For those looking to buy, the main goal will be to increase the supply of housing. The Help to Buy scheme is due to run until 2029. But might it be increased? The threshold for qualifying currently stands at a sale price of €500,000.
“It has been effective in helping people get on the property ladder,” says McHugh, though she notes the ceiling on properties that qualify has remained at the current level since 2017, and it is difficult for buyers to find a new home at that price level, particularly in Dublin.
As such, this ceiling “may well go up” come budget day.
Inheritance tax
A change to the tax free thresholds on inheritance (currently at €400,000 for parent to child transfers) is something there is always a clamour for come budget day.
“It’s a bigger focus for people now, because the CAT rate is quite high,” says McHugh, adding that part of the interest is because “parents who have money to spare want to help their children in their lifetimes”.
[ Will inheritance tax be cut again in the budget?Opens in new window ]

McHugh also argues that a review of the thresholds in the context of individuals with no children would also be timely.
“A lot of our clients have accumulated wealth but have no children of their own,” she says, noting that a threshold of just €40,000 applies if they wish to leave their money to another relative or a friend.

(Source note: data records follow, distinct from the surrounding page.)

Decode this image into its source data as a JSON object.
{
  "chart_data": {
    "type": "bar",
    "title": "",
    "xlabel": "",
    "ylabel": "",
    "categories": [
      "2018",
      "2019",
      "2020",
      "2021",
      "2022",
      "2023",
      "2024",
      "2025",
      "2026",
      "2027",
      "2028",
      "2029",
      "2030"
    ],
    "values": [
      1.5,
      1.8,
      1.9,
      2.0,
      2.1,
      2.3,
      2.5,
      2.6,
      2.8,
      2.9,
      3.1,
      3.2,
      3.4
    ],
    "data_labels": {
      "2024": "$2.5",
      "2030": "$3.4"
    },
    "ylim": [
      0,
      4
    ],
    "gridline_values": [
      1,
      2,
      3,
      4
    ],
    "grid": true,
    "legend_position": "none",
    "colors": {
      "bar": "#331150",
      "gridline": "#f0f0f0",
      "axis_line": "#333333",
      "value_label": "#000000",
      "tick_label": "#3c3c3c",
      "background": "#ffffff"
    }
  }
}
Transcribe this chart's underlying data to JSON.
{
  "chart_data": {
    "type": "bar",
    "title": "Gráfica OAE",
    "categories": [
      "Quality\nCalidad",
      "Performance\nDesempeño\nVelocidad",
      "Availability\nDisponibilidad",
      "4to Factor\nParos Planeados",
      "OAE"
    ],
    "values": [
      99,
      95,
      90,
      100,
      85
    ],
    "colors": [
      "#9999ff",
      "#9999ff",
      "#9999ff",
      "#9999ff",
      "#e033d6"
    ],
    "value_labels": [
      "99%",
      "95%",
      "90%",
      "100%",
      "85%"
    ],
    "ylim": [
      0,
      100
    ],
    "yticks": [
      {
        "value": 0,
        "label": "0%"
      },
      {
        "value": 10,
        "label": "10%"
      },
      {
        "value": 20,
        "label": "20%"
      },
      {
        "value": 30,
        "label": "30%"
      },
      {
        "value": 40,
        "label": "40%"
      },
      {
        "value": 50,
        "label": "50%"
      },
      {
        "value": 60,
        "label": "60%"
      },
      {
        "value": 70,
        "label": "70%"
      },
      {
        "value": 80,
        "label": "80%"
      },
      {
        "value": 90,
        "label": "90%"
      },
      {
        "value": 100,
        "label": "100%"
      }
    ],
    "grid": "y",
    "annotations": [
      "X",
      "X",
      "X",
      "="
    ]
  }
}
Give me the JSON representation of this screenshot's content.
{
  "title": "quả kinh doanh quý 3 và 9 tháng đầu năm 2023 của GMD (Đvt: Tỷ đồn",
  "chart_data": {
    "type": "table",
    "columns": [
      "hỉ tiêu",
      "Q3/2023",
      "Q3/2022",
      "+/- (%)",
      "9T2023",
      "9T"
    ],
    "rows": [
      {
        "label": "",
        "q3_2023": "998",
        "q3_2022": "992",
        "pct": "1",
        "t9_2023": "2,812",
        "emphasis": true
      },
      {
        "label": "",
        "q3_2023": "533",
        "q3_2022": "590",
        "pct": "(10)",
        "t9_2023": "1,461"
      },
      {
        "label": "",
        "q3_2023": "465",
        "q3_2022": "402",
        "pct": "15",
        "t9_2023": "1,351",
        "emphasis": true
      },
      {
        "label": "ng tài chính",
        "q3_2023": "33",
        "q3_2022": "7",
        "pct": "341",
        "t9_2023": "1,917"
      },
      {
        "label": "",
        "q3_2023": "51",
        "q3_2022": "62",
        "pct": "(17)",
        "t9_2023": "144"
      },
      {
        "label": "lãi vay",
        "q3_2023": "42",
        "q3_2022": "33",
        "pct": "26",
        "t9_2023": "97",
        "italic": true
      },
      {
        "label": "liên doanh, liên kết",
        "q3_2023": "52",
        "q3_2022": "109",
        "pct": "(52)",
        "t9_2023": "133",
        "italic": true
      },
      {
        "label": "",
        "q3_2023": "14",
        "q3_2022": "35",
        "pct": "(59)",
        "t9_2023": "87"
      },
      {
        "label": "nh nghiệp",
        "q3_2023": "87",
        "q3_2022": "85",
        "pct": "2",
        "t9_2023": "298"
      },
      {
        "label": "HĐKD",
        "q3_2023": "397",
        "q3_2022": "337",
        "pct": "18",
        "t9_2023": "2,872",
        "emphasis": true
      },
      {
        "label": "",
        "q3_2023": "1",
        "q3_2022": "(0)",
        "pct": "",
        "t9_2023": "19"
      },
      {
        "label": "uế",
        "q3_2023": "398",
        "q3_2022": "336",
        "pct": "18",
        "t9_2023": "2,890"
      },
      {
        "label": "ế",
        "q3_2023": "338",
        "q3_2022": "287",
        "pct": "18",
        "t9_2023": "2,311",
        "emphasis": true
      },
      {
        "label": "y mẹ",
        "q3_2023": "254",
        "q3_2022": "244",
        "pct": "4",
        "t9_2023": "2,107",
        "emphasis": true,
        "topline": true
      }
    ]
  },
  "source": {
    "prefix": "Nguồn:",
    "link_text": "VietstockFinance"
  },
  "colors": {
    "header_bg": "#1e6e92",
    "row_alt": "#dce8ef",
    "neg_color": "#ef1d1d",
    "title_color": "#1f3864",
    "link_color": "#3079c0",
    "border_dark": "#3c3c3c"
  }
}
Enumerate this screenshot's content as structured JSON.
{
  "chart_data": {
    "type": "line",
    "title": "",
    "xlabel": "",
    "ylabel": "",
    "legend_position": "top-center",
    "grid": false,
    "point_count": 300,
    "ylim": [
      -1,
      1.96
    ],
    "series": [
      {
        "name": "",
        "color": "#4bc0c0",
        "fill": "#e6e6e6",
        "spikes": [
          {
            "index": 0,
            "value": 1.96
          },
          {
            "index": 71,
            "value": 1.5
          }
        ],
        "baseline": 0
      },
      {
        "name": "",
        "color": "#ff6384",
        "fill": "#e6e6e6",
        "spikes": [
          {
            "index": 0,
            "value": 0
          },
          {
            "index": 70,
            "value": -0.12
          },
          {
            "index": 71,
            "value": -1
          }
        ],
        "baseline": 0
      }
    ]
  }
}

“It’s a really relevant topic,” agrees O’Neill, noting that, with smaller families, people want to make sure that their children can inherit the (typical) family home tax-free.
Last year, the parent to child threshold increased by €65,000, “the largest increase we’ve seen in quite some time” says O’Neill.
McHugh would also like to see an increase to the small gift exemption, which currently stands at €3,000. “It’s a very valuable relief,” she says, noting that it is often used by grandparents who want to help parents with school and college fees.
“It’s been €3,000 since 2003. That’s a long time with no change,” she says, adding that the cumulative effect of the relief if gifts are made over a period of time is “definitely beneficial”.
Capital gains
A reduction in capital gains tax, currently at 33 per cent, would be “very welcome” says O’Neill, noting that Ireland has one of the highest CGT rates in Europe.
McHugh agrees, noting that, in the UK, it is 28 per cent and 18 per cent for some things.
“A reduction in the rate would drive activity,” she says, adding that a simplification, or a relaxation of more onerous conditions when claiming entrepreneur’s relief, would also be welcome.